Large language models (LLMs) and vision–language models (VLMs) have achieved remarkable performance across tasks ranging from natural language understanding and code generation to visual question answering and scientific reasoning. Yet beneath these impressive benchmarks lies a persistent and well-documented weakness: the reasoning processes that underpin model outputs remain largely opaque, inconsistent, and brittle. Models frequently arrive at correct answers through superficial pattern matching or sensitivity to prompt structure rather than through genuine logical inference. A minor rephrasing of a question, a subtle shift in context, or the introduction of irrelevant information can cause even the most capable systems to produce contradictory or nonsensical conclusions. This gap between surface-level fluency and deep reasoning reliability represents one of the most consequential open problems in modern AI research.
A central strand of Dr. Mohana’s research involves probing the internal architectures of these models to understand how reasoning capabilities emerge and where they break down. By analysing activations, attention patterns, and representations across different layers and model scales, the work seeks to identify which components contribute meaningfully to logical inference and which merely approximate it. These mechanistic insights directly inform the design of improved training strategies and more rigorous evaluation protocols. Rather than relying solely on end-task accuracy, the research emphasises evaluation under adversarial, noisy, and ambiguous conditions—testing whether models can maintain coherent reasoning when inputs are deliberately designed to expose shallow heuristics. The group also investigates structured prompting methods and intermediate reasoning representations, such as chain-of-thought and tree-of-thought frameworks, to understand how explicit reasoning scaffolds affect both performance and interpretability.
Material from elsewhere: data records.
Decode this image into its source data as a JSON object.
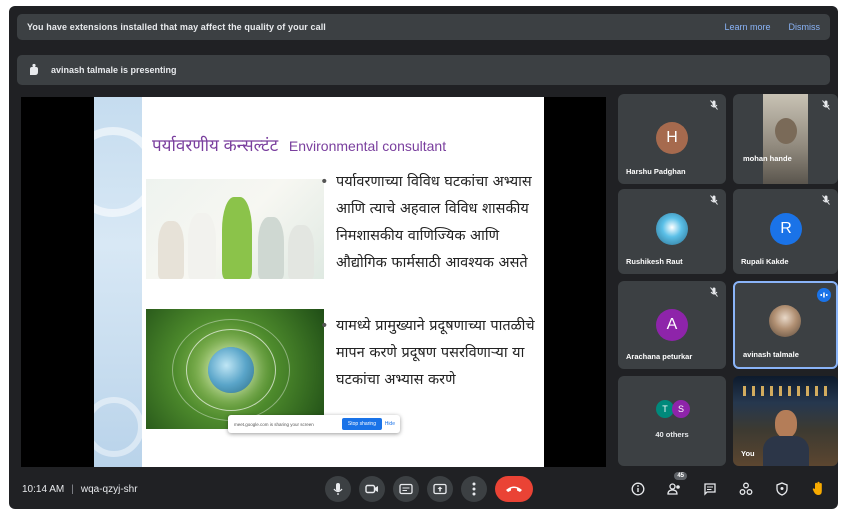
{
  "banners": {
    "extensions_message": "You have extensions installed that may affect the quality of your call",
    "learn_more": "Learn more",
    "dismiss": "Dismiss",
    "presenting_message": "avinash talmale is presenting"
  },
  "slide": {
    "title_marathi": "पर्यावरणीय कन्सल्टंट",
    "title_english": "Environmental consultant",
    "bullet_1": "पर्यावरणाच्या विविध घटकांचा अभ्यास आणि त्याचे अहवाल विविध शासकीय निमशासकीय वाणिज्यिक आणि औद्योगिक फार्मसाठी आवश्यक असते",
    "bullet_2": "यामध्ये प्रामुख्याने प्रदूषणाच्या पातळीचे मापन करणे प्रदूषण पसरविणाऱ्या या घटकांचा अभ्यास करणे",
    "popup_text": "meet.google.com is sharing your screen",
    "popup_stop": "Stop sharing",
    "popup_hide": "Hide"
  },
  "participants": [
    {
      "name": "Harshu Padghan",
      "initial": "H",
      "color": "#a66a4e"
    },
    {
      "name": "mohan hande",
      "initial": "",
      "color": ""
    },
    {
      "name": "Rushikesh Raut",
      "initial": "",
      "color": ""
    },
    {
      "name": "Rupali Kakde",
      "initial": "R",
      "color": "#1a73e8"
    },
    {
      "name": "Arachana peturkar",
      "initial": "A",
      "color": "#8e24aa"
    },
    {
      "name": "avinash talmale",
      "initial": "",
      "color": ""
    }
  ],
  "others_tile": {
    "initial_1": "T",
    "initial_2": "S",
    "label": "40 others"
  },
  "self_tile": {
    "label": "You"
  },
  "meeting": {
    "time": "10:14 AM",
    "code": "wqa-qzyj-shr"
  },
  "controls": {
    "center": [
      "mic-icon",
      "camera-icon",
      "captions-icon",
      "present-icon",
      "more-options-icon",
      "end-call-icon"
    ],
    "right": [
      "info-icon",
      "people-icon",
      "chat-icon",
      "activities-icon",
      "host-controls-icon",
      "hand-raise-icon"
    ],
    "people_badge": "45"
  },
  "colors": {
    "background": "#202124",
    "surface": "#3c4043",
    "accent_blue": "#8ab4f8",
    "end_call_red": "#ea4335",
    "slide_title_purple": "#7a3f9e"
  }
}
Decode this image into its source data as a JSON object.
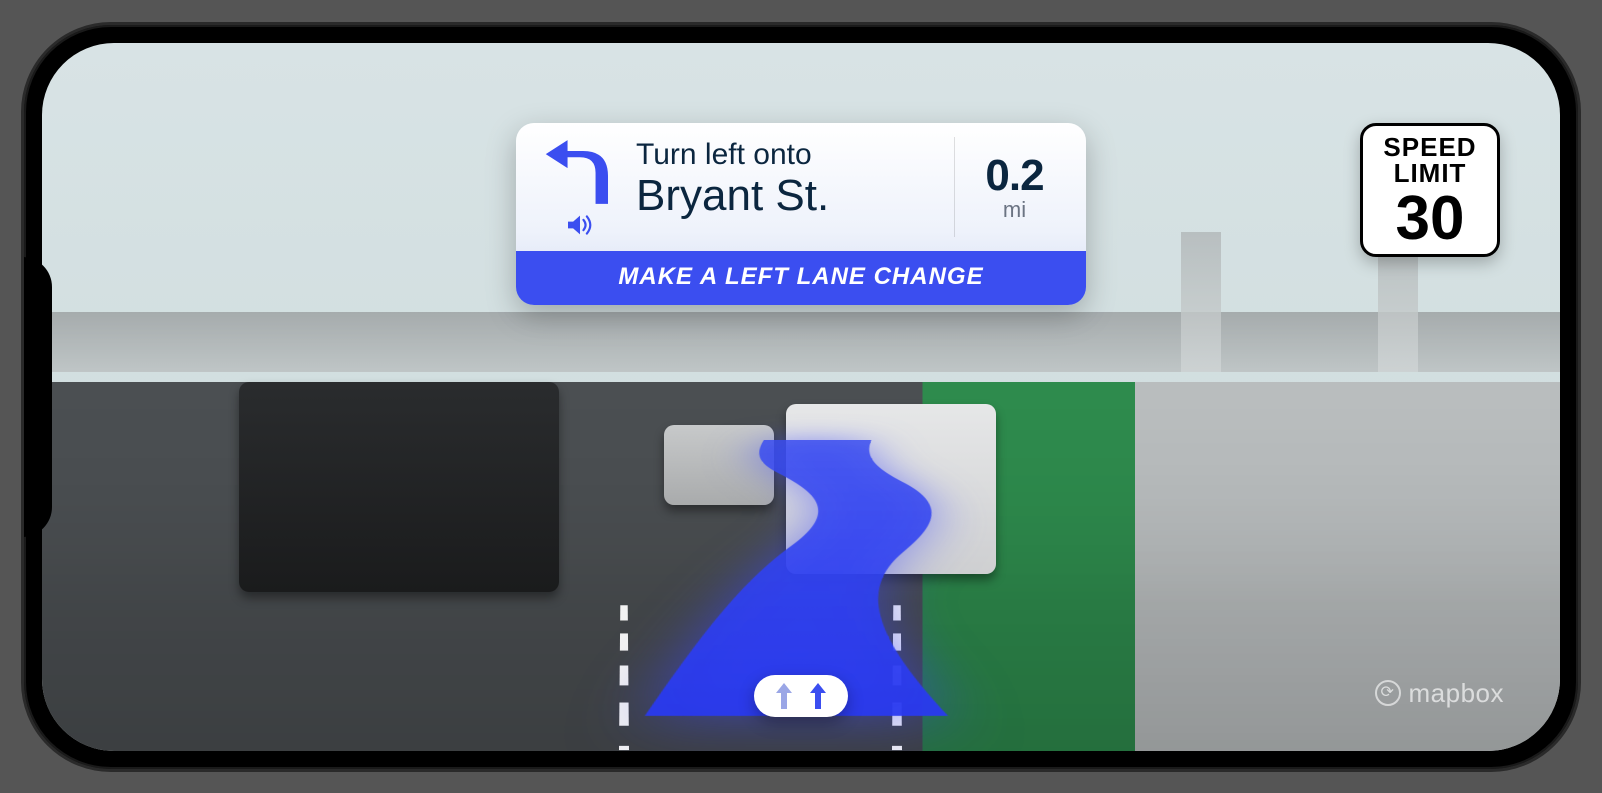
{
  "maneuver": {
    "instruction_prefix": "Turn left onto",
    "street": "Bryant St.",
    "distance_value": "0.2",
    "distance_unit": "mi",
    "sub_instruction": "MAKE A LEFT LANE CHANGE"
  },
  "speed_limit": {
    "label_line1": "SPEED",
    "label_line2": "LIMIT",
    "value": "30"
  },
  "lanes": {
    "left_active": true,
    "right_active": true
  },
  "attribution": {
    "brand": "mapbox"
  },
  "colors": {
    "accent": "#3b4ef0",
    "text_dark": "#0b263f"
  }
}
What becomes increasingly clear from this line of investigation is that entangling reasoning, language generation, and factual knowledge within a single monolithic architecture imposes fundamental limits on transparency and reliability. When a model simultaneously serves as a knowledge store, a language processor, and a reasoning engine, it becomes exceedingly difficult to diagnose errors, verify conclusions, or ensure that outputs are grounded in accurate information rather than plausible-sounding confabulation. This recognition motivates a complementary research direction: the development of modular AI architectures that explicitly separate these functions. In such systems, language models handle linguistic comprehension and generation, structured knowledge bases store and retrieve verified factual information, and dedicated reasoning modules operate over these inputs to perform transparent, auditable inference.
The potential advantages of this modular approach extend well beyond interpretability. By decoupling reasoning from language generation, individual components can be independently evaluated, updated, and improved without retraining the entire system. A knowledge base can be corrected or expanded without altering the reasoning engine; a reasoning module can be refined without disturbing the language model’s fluency. This composability also opens pathways toward systems that can explain why they reached a particular conclusion—not merely what that conclusion is. For domains where trust and accountability are paramount—healthcare, legal analysis, scientific discovery, and education—such explainability is not a luxury but a prerequisite for meaningful deployment.
The broader ambition of this research programme is to move the field beyond a paradigm in which reasoning is an emergent and poorly understood by-product of scale, toward one in which it is a deliberate, measurable, and improvable capability. The goal is not simply to build AI systems that produce fluent and persuasive outputs, but to develop systems that can retrieve grounded knowledge, reason over complex and multi-step problems, and produce explanations that are interpretable, reliable, and genuinely aligned with human understanding. As AI systems are entrusted with increasingly consequential decisions, ensuring that their reasoning is robust and transparent is no longer optional—it is essential.